Today we are featuring a guest blog post by Dr Linda Roland Danil
The recent case (10 July 2017) of Cassirer v Thyssen-Bornemisza Collection Foundation concerned a painting, Camille Pissarro’s Rue Saint-Honoré, Apres-Midi, Effet de Pluie (1897), that was forcibly taken from the plaintiffs’ great-grandmother by an art dealer who had been appointed by the Nazi government to conduct an appraisal.
Following an appeal, the United States Court of Appeals for the Ninth Circuit panel reversed a Los Angeles district court’s grant of summary judgment, on remand, in favour of Thyssen-Bornemisza Collection Foundation, the defendant in the action.
The case is fascinating for a number of reasons, not least of which because this was the first time a circuit court applied the six-year statute of limitations from the Holocaust Expropriation Recovery (HEAR) Act (2016).
In particular, the HEAR Act, amongst other things,
‘[…] allows civil claims or causes of action for the recovery of artwork or certain other property lost between January 1, 1933, and December 31, 1945, because of Nazi persecution to be commenced within six years after the claimant’s actual discovery of: (1) the identity and location of the artwork or other property, and (2) a possessory interest in the artwork or property.’

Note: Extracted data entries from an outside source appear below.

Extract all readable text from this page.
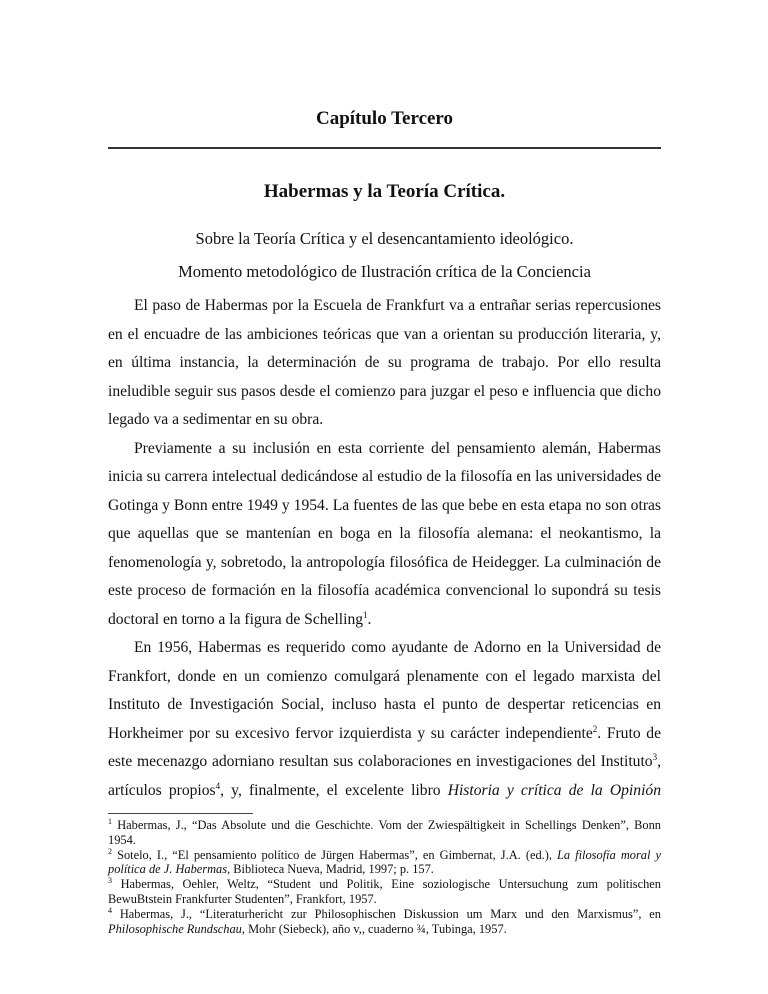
Capítulo Tercero
Habermas y la Teoría Crítica.
Sobre la Teoría Crítica y el desencantamiento ideológico.
Momento metodológico de Ilustración crítica de la Conciencia
El paso de Habermas por la Escuela de Frankfurt va a entrañar serias repercusiones
en el encuadre de las ambiciones teóricas que van a orientan su producción literaria, y,
en última instancia, la determinación de su programa de trabajo. Por ello resulta
ineludible seguir sus pasos desde el comienzo para juzgar el peso e influencia que dicho
legado va a sedimentar en su obra.
Previamente a su inclusión en esta corriente del pensamiento alemán, Habermas
inicia su carrera intelectual dedicándose al estudio de la filosofía en las universidades de
Gotinga y Bonn entre 1949 y 1954. La fuentes de las que bebe en esta etapa no son otras
que aquellas que se mantenían en boga en la filosofía alemana: el neokantismo, la
fenomenología y, sobretodo, la antropología filosófica de Heidegger. La culminación de
este proceso de formación en la filosofía académica convencional lo supondrá su tesis
doctoral en torno a la figura de Schelling$^1$.
En 1956, Habermas es requerido como ayudante de Adorno en la Universidad de
Frankfort, donde en un comienzo comulgará plenamente con el legado marxista del
Instituto de Investigación Social, incluso hasta el punto de despertar reticencias en
Horkheimer por su excesivo fervor izquierdista y su carácter independiente$^2$. Fruto de
este mecenazgo adorniano resultan sus colaboraciones en investigaciones del Instituto$^3$,
artículos propios$^4$, y, finalmente, el excelente libro Historia y crítica de la Opinión
$^1$ Habermas, J., “Das Absolute und die Geschichte. Vom der Zwiespältigkeit in Schellings Denken”, Bonn
1954.
$^2$ Sotelo, I., “El pensamiento político de Jürgen Habermas”, en Gimbernat, J.A. (ed.), La filosofía moral y
política de J. Habermas, Biblioteca Nueva, Madrid, 1997; p. 157.
$^3$ Habermas, Oehler, Weltz, “Student und Politik, Eine soziologische Untersuchung zum politischen
BewuBtstein Frankfurter Studenten”, Frankfort, 1957.
$^4$ Habermas, J., “Literaturhericht zur Philosophischen Diskussion um Marx und den Marxismus”, en
Philosophische Rundschau, Mohr (Siebeck), año v,, cuaderno ¾, Tubinga, 1957.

Further, ‘Such statutory limitation period of six years after actual discovery pre-empts any other statutes of limitation or defences relating to the passage of time.’ (As per Sec. 5) The HEAR Act established a uniform federal statute of limitations for all claims, which pre-empts statutes of limitation that vary by state, with most only lasting only three or four years. In the case of Cassirer, The Ninth Circuit held that the HEAR Act provided the relevant statute of limitations, and further, that the claims by the Cassirer’s were ‘[…] timely because they were filed within six years of the date of the plaintiff’s actual discovery of the artwork’s location.’ (p. 3 of the judgment)

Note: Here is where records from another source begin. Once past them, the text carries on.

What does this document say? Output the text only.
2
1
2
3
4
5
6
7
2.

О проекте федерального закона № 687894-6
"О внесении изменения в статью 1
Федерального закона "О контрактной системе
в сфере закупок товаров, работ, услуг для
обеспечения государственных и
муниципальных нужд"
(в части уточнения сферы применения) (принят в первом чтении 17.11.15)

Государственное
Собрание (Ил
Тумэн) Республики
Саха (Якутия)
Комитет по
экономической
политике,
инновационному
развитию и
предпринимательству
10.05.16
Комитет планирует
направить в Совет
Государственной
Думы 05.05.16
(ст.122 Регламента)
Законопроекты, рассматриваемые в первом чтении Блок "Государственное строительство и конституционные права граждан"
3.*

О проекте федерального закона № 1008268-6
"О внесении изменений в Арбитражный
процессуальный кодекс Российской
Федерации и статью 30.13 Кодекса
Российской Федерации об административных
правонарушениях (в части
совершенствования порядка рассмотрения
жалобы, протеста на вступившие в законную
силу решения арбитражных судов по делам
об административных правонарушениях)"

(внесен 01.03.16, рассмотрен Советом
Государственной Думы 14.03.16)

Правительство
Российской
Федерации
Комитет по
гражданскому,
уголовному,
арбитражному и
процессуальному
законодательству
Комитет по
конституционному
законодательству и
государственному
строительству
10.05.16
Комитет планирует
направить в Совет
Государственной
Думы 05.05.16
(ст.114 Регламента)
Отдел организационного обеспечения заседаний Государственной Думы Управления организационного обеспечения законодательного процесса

The HEAR Act expires on 1 January 2027. The Act raises some interesting questions beyond the criticisms that have been raised in relation to the ambiguities inherent in the Act itself, for example by Frankel and Sharoni. Not least of these is the possibility that in New York, the Act could undermine the ‘demand and refusal’ rule. Under this rule, the clock begins to run when a person makes a demand for return of the property to the current possessor, and that demand is refused. The limitation period here is three years. It would therefore be possible that under the HEAR Act, fewer claims in New York would be considered timely, given that the Act provides for pre-emption over ‘any other statutes for limitation or defences relating to the passage of time.’ This would be in contradiction to the purpose of the Act, which is to extend statutes of limitations.
To continue the Act, amongst other things, raises broader questions for this author in relation to restitution itself, not just in the present time but in the future as well. For example, Klaus Albrecht Schröder, the director of Vienna’s Albertina Museum, argued that there should be a cut-off point for claims on art in public collections. As he put it:
‘If we don’t set a time limit of around 100 years after the end of the Second World War, then we should ask ourselves why claims regarding crimes committed during the First World War should not still be valid; why we don’t argue any more about the consequences of the 1870-1871 Franco-Prussian war?’¹
It is difficult, however, for the author to sympathize with Schröder’s point of view. In fact, what Schröder’s argument highlights is that more serious study and research needs to be devoted to the issue of restitution not just in relation to Nazi-expropriated art from Jewish communities – but also in relation to those dispossessed in other contexts, such as for example, the Roma Holocaust or Armenian genocide victims, amongst many others.² Here, there are no easy answers – but it is certainly the case that it is an issue that cannot be shied away from simply due its complexity.